Peer editing - also referred to as peer-reviewing - is often unavoidable in higher education. Across the different degrees and fields, you will most likely have to edit and/or review someone’s paper before the end of your college career. Back when I was taking freshman writing courses, professors would tell us, “You know how to peer edit! You learned it in high school!” Except, we didn’t. None of us knew what to do. The feedback people gave was vague at best and rude at worst. I grew frustrated with statements like, “I like this!” and “That was garbage.” After three years of discouraging peer review sessions, one professor finally explained how to peer edit properly. At that point, I was in my last term before earning an undergraduate English degree. What I learned about peer-reviewing in that final course felt too little too late. As a Master’s student and writing tutor, I’ve learned even more about effective methods of reviewing and editing the work of other writers. Here’s what I wish I’d been taught about peer editing:

 

Taking Criticism

The first step to giving constructive criticism is knowing that criticism can be difficult to take. Remember that the writer is a person, and while you may both be peer editing as an assignment for class, it’s still important to be kind and understand that words have an impact. Taking criticism - whether it is constructive or not - can be tough. No one wants to hear that something they worked hard on has issues. Whether you’re reading or writing feedback, keep in mind that the exercise of peer editing is beneficial for growing as a student and communicator.

 

What to Look For

When most people start peer editing, they often look for low-hanging fruit like typos and grammatical errors. While this can be helpful in the very final stages of writing, peer editing is more a revision process. As a reviewer, it’s your job to look for issues such as confusing points, a lack of a thesis (the main point), not enough context, and unclear conclusions. The big questions to ask yourself when reviewing is this:

 

Is what the writer is trying to say clear and well-supported?

 

A typo is most likely not going to change the meaning of the entire paper, but a confusing point will. Try to focus on the larger issues instead of the smaller ones. This not only helps the writer improve their own work, but it also helps you practice written analysis, which is a skill useful in many fields!

 

How to Comment

So, you’ve read the paper, and now it’s time to write comments. Remember to keep it constructive, positive, and inquisitive. One of the best ways to add feedback is to form it into questions. Questions show the writer that you have an interest in their topic, and these questions force them to think about what they’re trying to say and how to improve. Another important element to good feedback is removing the personal. My favorite way of doing this is to ask questions in terms of what the paper is doing and not the writer themselves. Let’s look at an example of a common comment and how we can make it more constructive and less aggressive.

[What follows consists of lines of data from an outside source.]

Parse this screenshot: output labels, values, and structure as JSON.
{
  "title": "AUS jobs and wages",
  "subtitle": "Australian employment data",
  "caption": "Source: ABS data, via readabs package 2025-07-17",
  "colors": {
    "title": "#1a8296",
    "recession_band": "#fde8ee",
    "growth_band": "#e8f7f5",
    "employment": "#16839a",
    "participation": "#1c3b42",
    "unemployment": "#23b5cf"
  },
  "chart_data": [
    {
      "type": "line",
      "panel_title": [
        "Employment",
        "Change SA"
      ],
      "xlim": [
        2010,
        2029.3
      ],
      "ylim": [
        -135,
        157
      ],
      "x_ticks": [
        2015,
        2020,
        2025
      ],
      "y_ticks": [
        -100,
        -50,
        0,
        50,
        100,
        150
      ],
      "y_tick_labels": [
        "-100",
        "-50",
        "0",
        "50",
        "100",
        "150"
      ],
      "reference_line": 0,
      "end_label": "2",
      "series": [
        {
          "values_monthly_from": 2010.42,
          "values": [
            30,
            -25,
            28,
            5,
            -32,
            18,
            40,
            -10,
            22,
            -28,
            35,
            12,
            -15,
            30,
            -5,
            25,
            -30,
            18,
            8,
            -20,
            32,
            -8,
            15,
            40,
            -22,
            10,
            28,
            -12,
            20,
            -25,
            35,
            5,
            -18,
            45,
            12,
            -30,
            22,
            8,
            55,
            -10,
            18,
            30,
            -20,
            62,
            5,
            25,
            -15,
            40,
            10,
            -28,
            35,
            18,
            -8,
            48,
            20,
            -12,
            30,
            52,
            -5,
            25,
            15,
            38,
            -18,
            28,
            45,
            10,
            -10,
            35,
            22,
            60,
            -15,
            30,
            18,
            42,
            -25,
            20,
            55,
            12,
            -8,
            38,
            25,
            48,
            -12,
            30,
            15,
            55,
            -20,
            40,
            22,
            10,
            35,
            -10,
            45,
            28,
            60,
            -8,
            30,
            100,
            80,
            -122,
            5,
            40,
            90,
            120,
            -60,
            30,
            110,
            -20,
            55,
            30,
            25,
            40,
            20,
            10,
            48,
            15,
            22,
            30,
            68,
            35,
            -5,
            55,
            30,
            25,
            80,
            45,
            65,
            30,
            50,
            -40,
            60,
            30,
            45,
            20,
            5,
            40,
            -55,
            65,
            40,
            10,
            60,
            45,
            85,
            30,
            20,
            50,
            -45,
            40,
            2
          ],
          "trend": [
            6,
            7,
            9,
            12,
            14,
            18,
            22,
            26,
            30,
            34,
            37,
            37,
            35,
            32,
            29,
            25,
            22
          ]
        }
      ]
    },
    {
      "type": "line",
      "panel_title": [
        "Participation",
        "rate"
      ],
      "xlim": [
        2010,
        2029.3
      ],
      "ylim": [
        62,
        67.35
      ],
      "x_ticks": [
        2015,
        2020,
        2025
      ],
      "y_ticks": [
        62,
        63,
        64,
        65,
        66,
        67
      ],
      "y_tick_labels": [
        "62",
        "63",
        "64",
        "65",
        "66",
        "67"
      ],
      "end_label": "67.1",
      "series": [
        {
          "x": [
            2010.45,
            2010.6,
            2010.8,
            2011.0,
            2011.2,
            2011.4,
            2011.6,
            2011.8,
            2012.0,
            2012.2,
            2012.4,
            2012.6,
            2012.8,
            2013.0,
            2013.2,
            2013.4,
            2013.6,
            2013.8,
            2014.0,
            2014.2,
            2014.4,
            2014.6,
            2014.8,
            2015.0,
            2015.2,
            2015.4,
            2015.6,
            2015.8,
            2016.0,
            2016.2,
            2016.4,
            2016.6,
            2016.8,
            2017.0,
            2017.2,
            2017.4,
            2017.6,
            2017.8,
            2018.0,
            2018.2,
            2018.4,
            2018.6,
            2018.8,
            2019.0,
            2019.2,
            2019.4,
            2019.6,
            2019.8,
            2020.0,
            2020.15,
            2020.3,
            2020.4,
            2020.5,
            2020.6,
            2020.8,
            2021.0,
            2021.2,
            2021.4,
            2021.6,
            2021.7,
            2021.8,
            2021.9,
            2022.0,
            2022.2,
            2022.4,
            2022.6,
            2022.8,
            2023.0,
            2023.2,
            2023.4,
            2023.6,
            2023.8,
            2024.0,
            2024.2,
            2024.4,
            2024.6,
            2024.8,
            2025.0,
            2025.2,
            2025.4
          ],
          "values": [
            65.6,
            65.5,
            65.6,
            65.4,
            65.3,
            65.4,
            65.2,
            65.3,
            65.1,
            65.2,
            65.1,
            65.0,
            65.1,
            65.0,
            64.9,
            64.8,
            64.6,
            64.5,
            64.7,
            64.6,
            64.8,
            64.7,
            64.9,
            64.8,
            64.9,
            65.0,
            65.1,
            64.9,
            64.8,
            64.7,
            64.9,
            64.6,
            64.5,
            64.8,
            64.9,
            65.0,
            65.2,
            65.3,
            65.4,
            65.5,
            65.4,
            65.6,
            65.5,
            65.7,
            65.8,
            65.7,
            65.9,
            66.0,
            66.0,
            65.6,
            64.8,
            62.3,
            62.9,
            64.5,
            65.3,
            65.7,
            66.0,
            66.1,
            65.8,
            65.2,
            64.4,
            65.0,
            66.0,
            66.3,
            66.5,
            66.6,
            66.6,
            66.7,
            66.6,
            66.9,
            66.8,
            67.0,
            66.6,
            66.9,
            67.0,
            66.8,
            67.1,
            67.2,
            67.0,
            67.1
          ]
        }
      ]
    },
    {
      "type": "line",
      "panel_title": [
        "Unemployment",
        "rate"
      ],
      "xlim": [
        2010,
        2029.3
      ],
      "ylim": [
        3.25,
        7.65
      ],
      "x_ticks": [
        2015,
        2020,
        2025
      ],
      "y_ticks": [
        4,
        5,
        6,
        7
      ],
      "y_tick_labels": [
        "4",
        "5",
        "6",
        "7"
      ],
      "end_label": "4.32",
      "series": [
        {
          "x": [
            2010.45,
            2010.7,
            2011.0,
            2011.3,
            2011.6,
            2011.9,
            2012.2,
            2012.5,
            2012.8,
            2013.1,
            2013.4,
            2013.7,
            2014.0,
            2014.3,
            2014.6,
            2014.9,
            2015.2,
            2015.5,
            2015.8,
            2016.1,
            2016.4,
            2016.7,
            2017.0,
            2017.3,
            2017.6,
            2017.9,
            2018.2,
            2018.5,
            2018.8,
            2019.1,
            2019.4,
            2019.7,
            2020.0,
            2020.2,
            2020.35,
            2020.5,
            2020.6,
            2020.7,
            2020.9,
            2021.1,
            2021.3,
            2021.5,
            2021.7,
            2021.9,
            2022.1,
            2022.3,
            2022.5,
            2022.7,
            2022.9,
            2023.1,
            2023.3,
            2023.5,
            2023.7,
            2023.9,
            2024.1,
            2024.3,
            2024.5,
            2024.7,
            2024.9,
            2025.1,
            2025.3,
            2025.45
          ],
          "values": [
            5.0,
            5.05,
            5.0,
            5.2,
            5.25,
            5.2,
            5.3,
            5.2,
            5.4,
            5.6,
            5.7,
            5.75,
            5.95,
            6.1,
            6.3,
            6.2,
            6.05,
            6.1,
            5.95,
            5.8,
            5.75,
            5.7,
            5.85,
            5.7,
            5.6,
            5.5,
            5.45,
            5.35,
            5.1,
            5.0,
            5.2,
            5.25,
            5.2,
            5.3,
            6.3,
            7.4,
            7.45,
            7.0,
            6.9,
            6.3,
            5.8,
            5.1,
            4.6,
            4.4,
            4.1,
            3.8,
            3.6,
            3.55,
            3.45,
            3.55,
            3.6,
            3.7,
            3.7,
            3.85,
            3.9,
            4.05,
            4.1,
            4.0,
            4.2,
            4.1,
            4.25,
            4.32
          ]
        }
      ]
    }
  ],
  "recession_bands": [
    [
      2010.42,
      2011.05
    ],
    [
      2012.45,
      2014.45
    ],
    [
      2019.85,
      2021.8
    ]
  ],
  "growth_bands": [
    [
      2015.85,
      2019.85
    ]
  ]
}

                “You don’t have enough details.”

Here’s what you might consider saying instead:

                “Should this paper include more details to help give context for the reader?”

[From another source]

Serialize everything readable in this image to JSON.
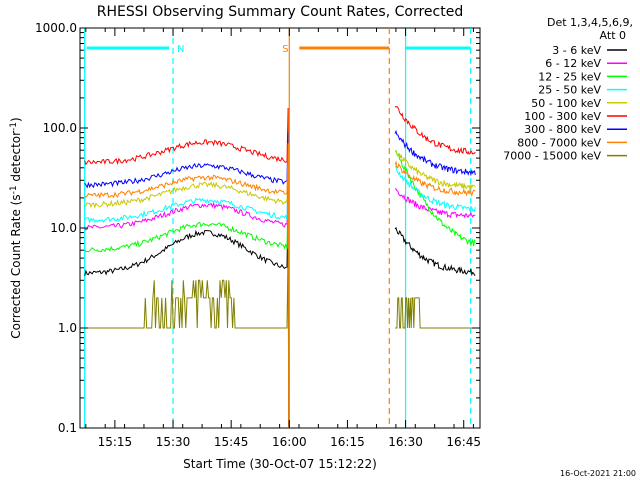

Not only does this revision focus on asking the writer a question about the paper itself, but it also gives a very brief explanation of why they should even care about the suggested edit. Giving context to readers is something most writers want to do!

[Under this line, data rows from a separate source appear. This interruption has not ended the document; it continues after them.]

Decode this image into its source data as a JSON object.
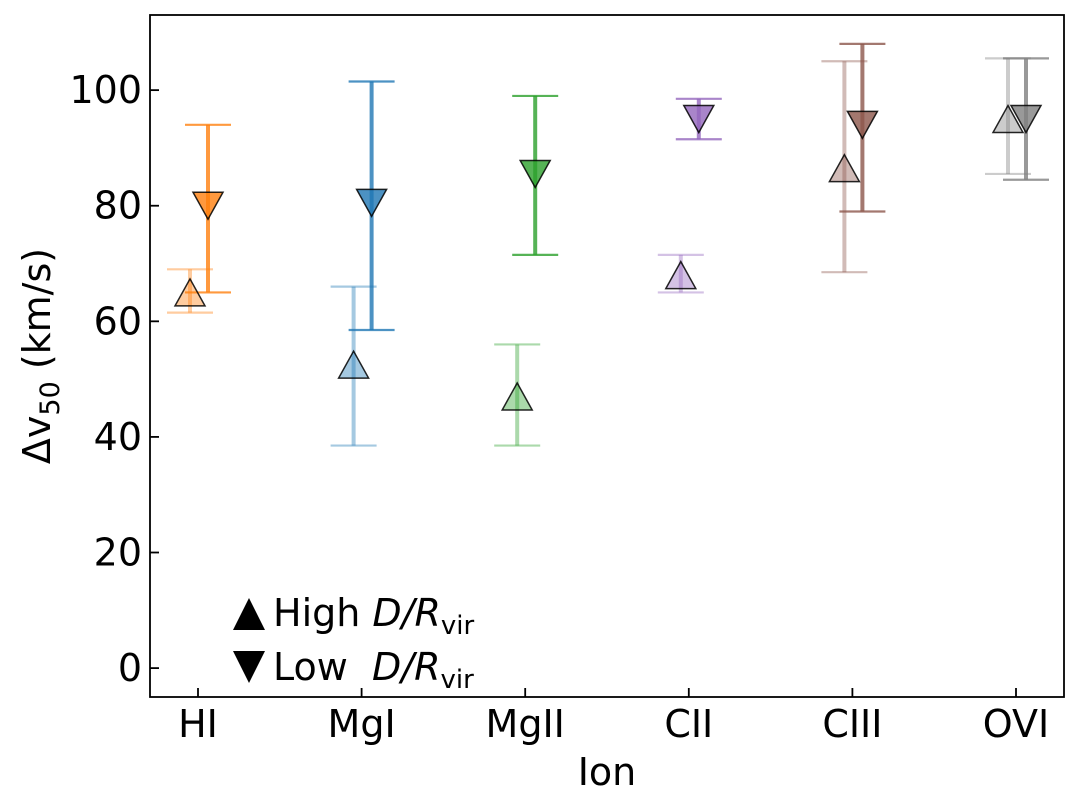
{
  "chart_data": {
    "type": "scatter",
    "title": "",
    "xlabel": "Ion",
    "ylabel_main": "Δv",
    "ylabel_sub": "50",
    "ylabel_unit": " (km/s)",
    "categories": [
      "HI",
      "MgI",
      "MgII",
      "CII",
      "CIII",
      "OVI"
    ],
    "colors": [
      "#ff7f0e",
      "#1f77b4",
      "#2ca02c",
      "#9467bd",
      "#8c564b",
      "#7f7f7f"
    ],
    "ylim": [
      -5,
      113
    ],
    "yticks": [
      0,
      20,
      40,
      60,
      80,
      100
    ],
    "series": [
      {
        "name": "High D/R_vir",
        "marker": "triangle-up",
        "alpha": 0.4,
        "values": [
          65,
          52.5,
          47,
          68,
          86.5,
          95
        ],
        "err_low": [
          61.5,
          38.5,
          38.5,
          65,
          68.5,
          85.5
        ],
        "err_high": [
          69,
          66,
          56,
          71.5,
          105,
          105.5
        ]
      },
      {
        "name": "Low D/R_vir",
        "marker": "triangle-down",
        "alpha": 0.8,
        "values": [
          80,
          80.5,
          85.5,
          95,
          94,
          95
        ],
        "err_low": [
          65,
          58.5,
          71.5,
          91.5,
          79,
          84.5
        ],
        "err_high": [
          94,
          101.5,
          99,
          98.5,
          108,
          105.5
        ]
      }
    ],
    "legend": {
      "position": "bottom-left",
      "entries": [
        {
          "label_main": "High ",
          "label_italic": "D/R",
          "label_sub": "vir"
        },
        {
          "label_main": "Low  ",
          "label_italic": "D/R",
          "label_sub": "vir"
        }
      ]
    }
  }
}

The wording is also very important. When peer editing, remember that the goal is to improve your communication skills and while practicing analysis. The words you choose can have a major impact on how the writer receives the feedback. 

 

Here are some words to avoid in your comments:

wrong - This word is harsh, sometimes objective, and can be a huge demotivator for writers.

bad - same as above

incorrect - same as above

like - People often say “I like this!” when they don’t have any feedback. If you want to talk about liking something, try this: I like this because... or I thought this worked well because...

dislike - Unless there’s a reason given (I dislike this because...) don’t use this word! It's not usually helpful and tends to be a big demotivator for writers.

interesting - This word is often used as a filler when someone doesn’t know what to say.

boring - This word shows a lack of interest from the editor and demotivates a writer.

 

Now to flip that, here are some words that work fantastically in feedback:

context - A writer needs to know if they’ve included enough background to guide their reader.

because - Always give reasons for your feedback! This word makes it easy to include reasons.

explain(ed) - This shows the writer if they’re giving enough context.

structure(d) - This shows the writer if their content is formatted in a way that makes sense.

confusing - If something doesn’t make sense, this is a good word to use.

(un)clear - This gives the writer an understanding of how much their message is coming across.

concise - This is a good way to let a writer know if something is too long, too short, or just right.

 

Put It on Repeat

Oftentimes, peer editing isn’t just a one-and-done situation. Most likely, you’ll be asked to go through at least two rounds of review. This is to create a dialogue between editor and writer. On the second reading, look for not only sections you commented on earlier but also for finer details. When a writer is working on an edit, make sure to wait for them to finish and return it to you before starting a new edit! I know it’s nice to have projects done quickly, but the revision process can be slow. Remember to communicate with the writer to see when it’s okay to review something!

 

Concluding Remarks

Peer editing isn’t an easy task, but the more you practice, the better you’ll get. Just remember that everyone involved is a person with feelings and motivations, and communication is always key.